Nigeria’s lawyer, Mark Howard during his closing argument at the latest hearing said “Nobody who sat through the factual evidence could have missed the stench of corruption.”
In its response, P&ID has denied all allegations of corruption and has instead claimed that Nigeria has been liberal in their mudslinging and parsimonious with the truth throughout this trial.
“We completely deny that there was any corruption,” P&ID’s lawyer, David Wolfson said in his closing argument. Nigeria came up with fabricated evidence to lay a “forensic trap” for the court to rule against the award, he added.
While both parties have continued to trade recriminations and accusations of corruption, it is more likely that Nigeria’s vulnerability to being fleeced of $11bn has largely been aided and abetted by the pervasive corruption in its public system.
For example, P&ID’s surviving founder Brendan Cahill has struggled to explain the motivation for sending $250,000 in cash from Ireland to an official in Nigeria.
For the Nigerian government, this experience has almost become music to the ears — The ongoing tussle to save an ailing economy from imminent collapse in court against a foreign counterpart echoes familiar tunes. Only last year, after years of controversy, a London High
Court ruled against Nigeria in a suit it filed demanding $1.7bn in reparations from a United States bank, JP Morgan Chase.
The case had its root in the controversial Malabu oil deal which embroiled the Nigerian government and its former oil minister, Dan Etete in a legal battle that dragged on for several years.
Following the resolution of the conflict in 2011 which saw Etete relinquish his stake in the oil field to energy firms — Shell and Eni, the Nigerian government faulted the US bank for being “grossly negligent” in its decision to transfer funds paid by the energy majors into an escrow account to a company controlled by the country’s former oil minister Dan Etete instead of into government coffers.
According to Nigeria’s counsel on the case, Roger Masefield, the transactions put JP Morgan in breach of its Quincecare duty, which obliges banks to disregard a customer’s instructions if adhering to those instructions could help facilitate fraud against that customer.
The bank held that it did not breach the Quincecare duty, and neither did it act with gross negligence as claimed by the Nigerian government.
Having lost out on its bid to secure $1.7bn in reparations, the Nigerian government ended up as sole loser in a corrupt deal that never should have happened, and one that cost the country billions in oil revenue.
A report by the anti-corruption group, Global Witness, released in November 2018, said that Shell and Eni’s deal for Nigeria’s OPL 245 oil block reduced Nigeria’s expected revenue by nearly $6bn.

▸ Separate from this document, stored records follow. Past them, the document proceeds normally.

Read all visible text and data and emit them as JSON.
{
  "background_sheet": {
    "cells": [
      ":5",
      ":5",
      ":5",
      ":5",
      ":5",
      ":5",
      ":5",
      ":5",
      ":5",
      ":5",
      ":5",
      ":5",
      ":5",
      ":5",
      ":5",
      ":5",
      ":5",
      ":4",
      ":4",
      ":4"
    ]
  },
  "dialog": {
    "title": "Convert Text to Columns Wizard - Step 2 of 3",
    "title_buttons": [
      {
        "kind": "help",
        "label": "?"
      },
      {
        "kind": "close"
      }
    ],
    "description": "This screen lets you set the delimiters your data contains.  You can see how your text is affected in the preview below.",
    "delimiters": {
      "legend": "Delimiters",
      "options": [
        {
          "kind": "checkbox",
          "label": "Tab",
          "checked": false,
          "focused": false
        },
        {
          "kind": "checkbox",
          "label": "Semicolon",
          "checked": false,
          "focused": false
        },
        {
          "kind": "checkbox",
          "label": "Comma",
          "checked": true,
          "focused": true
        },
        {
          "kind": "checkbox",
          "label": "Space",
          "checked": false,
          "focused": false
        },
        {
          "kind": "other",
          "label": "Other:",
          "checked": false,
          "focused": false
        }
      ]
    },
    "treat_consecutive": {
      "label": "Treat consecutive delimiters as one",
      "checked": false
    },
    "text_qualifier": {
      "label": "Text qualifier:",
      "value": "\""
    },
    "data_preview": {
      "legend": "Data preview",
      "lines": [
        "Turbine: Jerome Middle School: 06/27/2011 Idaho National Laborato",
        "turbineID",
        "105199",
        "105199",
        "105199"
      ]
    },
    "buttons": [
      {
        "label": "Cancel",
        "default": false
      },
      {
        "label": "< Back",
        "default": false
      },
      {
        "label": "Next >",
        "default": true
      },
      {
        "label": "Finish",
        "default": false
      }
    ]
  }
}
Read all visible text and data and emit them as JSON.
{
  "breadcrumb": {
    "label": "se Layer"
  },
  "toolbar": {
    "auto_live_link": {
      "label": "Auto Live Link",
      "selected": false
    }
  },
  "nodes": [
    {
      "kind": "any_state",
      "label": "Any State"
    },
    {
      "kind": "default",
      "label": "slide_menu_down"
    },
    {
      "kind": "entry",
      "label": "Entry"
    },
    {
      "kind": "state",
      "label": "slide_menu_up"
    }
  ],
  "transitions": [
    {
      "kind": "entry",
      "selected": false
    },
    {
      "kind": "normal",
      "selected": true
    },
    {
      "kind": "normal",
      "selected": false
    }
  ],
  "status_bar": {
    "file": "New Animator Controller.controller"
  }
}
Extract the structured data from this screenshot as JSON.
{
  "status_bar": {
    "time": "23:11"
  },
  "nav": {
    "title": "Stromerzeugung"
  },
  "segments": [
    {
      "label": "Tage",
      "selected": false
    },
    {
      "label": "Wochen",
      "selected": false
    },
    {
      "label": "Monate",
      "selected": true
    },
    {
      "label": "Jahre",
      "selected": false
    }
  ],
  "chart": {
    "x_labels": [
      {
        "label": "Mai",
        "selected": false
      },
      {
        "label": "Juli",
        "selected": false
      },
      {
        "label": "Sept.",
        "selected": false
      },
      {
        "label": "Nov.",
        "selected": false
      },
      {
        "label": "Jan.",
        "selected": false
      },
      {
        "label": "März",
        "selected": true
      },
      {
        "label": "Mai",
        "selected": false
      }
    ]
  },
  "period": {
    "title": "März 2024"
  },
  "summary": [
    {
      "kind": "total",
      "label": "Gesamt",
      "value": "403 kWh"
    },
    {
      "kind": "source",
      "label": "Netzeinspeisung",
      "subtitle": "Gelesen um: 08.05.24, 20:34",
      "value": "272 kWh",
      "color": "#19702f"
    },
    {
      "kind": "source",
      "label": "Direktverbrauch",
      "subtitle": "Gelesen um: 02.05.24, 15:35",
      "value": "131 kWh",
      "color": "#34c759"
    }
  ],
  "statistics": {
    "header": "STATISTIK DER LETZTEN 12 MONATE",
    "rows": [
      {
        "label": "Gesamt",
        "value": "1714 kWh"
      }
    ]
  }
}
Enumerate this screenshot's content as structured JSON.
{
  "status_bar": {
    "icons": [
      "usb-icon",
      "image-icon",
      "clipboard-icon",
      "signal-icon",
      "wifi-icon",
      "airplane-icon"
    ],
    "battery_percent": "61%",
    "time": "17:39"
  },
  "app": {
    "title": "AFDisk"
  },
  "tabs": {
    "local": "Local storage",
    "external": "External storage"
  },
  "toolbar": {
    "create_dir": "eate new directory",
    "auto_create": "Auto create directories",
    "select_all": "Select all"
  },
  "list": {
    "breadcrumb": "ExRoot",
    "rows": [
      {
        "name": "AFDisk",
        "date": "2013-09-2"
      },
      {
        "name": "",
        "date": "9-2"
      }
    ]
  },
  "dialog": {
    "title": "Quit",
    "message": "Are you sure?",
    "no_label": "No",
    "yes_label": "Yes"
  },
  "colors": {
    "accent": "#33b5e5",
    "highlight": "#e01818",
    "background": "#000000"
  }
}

According to Laurendeau, overturning or annulling an international arbitration award is “extremely difficult.”
However, Nigeria could upset the cards for the firm by playing the long game and subjecting any unfavourable judgments to further appeals.
Idahosa, who vehemently questioned the foundation of the claims by the company, further noted that the longer the case stretches, the more obvious it will become that P&ID as a firm, ab initio, lacked the capacity to execute a contract of that nature.